As Phagan pointed out: During the close portions he (an experienced action competitor who has constantly and consistently run similar rifles and handguns for years) and Kasarda (a guy who has admitted on camera that he can't shoot as often as he'd like and his shooting ability has suffered as a result, and he frequently runs weird and unusual guns) were neck-and-neck. Once the distances increased, Phagan was able to blow Kasarda out of the water. And this is with Kasarda running an AK set-up to be used in multigun competition.
Kasarda's numbers from HAH2017 were established using a rifle intended to use lightweight, modern materials, to give a lightweight, practical, reliable rifle. Not a competition rifle, not a military rifle, but a defensive rifle made with advanced materials: Carbon fiber handguard, polymer lower, lighter-than-pencil barrel, flash hider. No brake, no tuning for minimal recoil, no LPVO (unlike the AK which had all of these things). Just a red dot. Which was mentioned as being less than ideal for the long-range targets at HAH.
The service life of the AK as a primary service weapon for a superpower ended not long after the 1980s: 26 December 1991. Russia ceased to be a superpower when the Soviet Union collapsed.
Beretta ARX-160
CZ 805/805 BREN
Colt Canada C8
FN Herstal SCAR-L
Steyr AUG A3
XTEK/SiG Sauer MCX or 516?
H&K HK416
LMT
That's two DI ARs. Everything else is a short-stroke piston. Even if the Steyr submission was their fifteen-pound HK416 knock-off. SiG is unlikely to have submitted the M400, because that's not their premier weapon system and it's frankly a pricepoint gun, something to sell to places like Georgia, not to wealthy, Western nations like little New Zealand.
And if the DI AR was such a stinky piece of shit, everybody who put one into the competition would have been eliminated and one of the short-stroke options would have been selected. This didn't happen.
Beretta's last batch of M9s exceeded the US Army's reliability requirements for the M17/M18 by a very, very wide margin, as I recall. And the 92 has a well-deserved reputation for being accurate.

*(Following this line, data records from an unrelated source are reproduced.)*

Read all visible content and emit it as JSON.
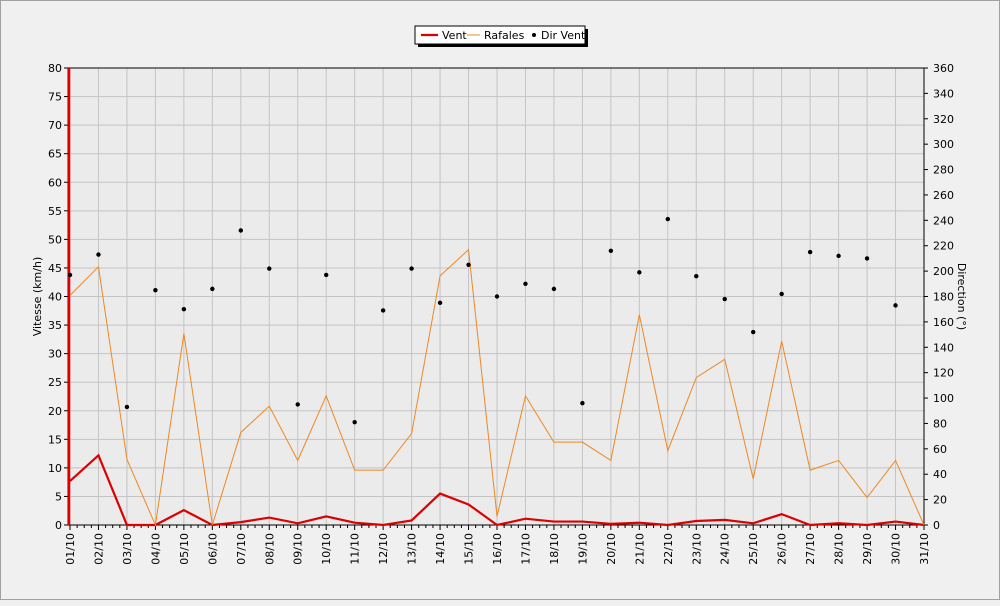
{
  "chart_data": {
    "type": "line",
    "legend": {
      "position": "top-center",
      "entries": [
        {
          "label": "Vent",
          "color": "#dd0000",
          "marker": "line"
        },
        {
          "label": "Rafales",
          "color": "#ee8822",
          "marker": "line"
        },
        {
          "label": "Dir Vent",
          "color": "#000000",
          "marker": "dot"
        }
      ]
    },
    "ylabel": "Vitesse (km/h)",
    "y2label": "Direction (°)",
    "ylim": [
      0,
      80
    ],
    "y2lim": [
      0,
      360
    ],
    "yticks": [
      0,
      5,
      10,
      15,
      20,
      25,
      30,
      35,
      40,
      45,
      50,
      55,
      60,
      65,
      70,
      75,
      80
    ],
    "y2ticks": [
      0,
      20,
      40,
      60,
      80,
      100,
      120,
      140,
      160,
      180,
      200,
      220,
      240,
      260,
      280,
      300,
      320,
      340,
      360
    ],
    "grid": true,
    "categories": [
      "01/10",
      "02/10",
      "03/10",
      "04/10",
      "05/10",
      "06/10",
      "07/10",
      "08/10",
      "09/10",
      "10/10",
      "11/10",
      "12/10",
      "13/10",
      "14/10",
      "15/10",
      "16/10",
      "17/10",
      "18/10",
      "19/10",
      "20/10",
      "21/10",
      "22/10",
      "23/10",
      "24/10",
      "25/10",
      "26/10",
      "27/10",
      "28/10",
      "29/10",
      "30/10",
      "31/10"
    ],
    "series": [
      {
        "name": "Vent",
        "axis": "left",
        "color": "#dd0000",
        "values": [
          7.7,
          12.2,
          0,
          0,
          2.6,
          0,
          0.5,
          1.3,
          0.3,
          1.5,
          0.4,
          0,
          0.8,
          5.5,
          3.6,
          0,
          1.1,
          0.6,
          0.6,
          0.2,
          0.4,
          0,
          0.7,
          0.9,
          0.3,
          1.9,
          0,
          0.3,
          0,
          0.6,
          0
        ]
      },
      {
        "name": "Rafales",
        "axis": "left",
        "color": "#ee8822",
        "values": [
          40.2,
          45.2,
          11.5,
          0,
          33.5,
          0,
          16.2,
          20.8,
          11.3,
          22.6,
          9.6,
          9.6,
          16,
          43.6,
          48.2,
          1.5,
          22.6,
          14.5,
          14.5,
          11.3,
          36.8,
          13,
          25.8,
          29,
          8.1,
          32.2,
          9.6,
          11.3,
          4.8,
          11.3,
          0
        ]
      },
      {
        "name": "Dir Vent",
        "axis": "right",
        "color": "#000000",
        "values": [
          197,
          213,
          93,
          185,
          170,
          186,
          232,
          202,
          95,
          197,
          81,
          169,
          202,
          175,
          205,
          180,
          190,
          186,
          96,
          216,
          199,
          241,
          196,
          178,
          152,
          182,
          215,
          212,
          210,
          173,
          null
        ]
      }
    ]
  }
}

Also: Efforts to unseat the AR-15/M16 started in the 1960s, with the HK33. Hell, Eugene Stoner and ArmaLite both started trying to unseat the weapon almost as soon as the XM16E1 was provisionally adopted for US airmobile and special forces in Vietnam. And none of them have succeeded. Maybe these tests are totally bullshit and don't represent actual real-world conditions and that's why the guys on the sharp-end of the spear keep picking AR-15s over everything else that's available.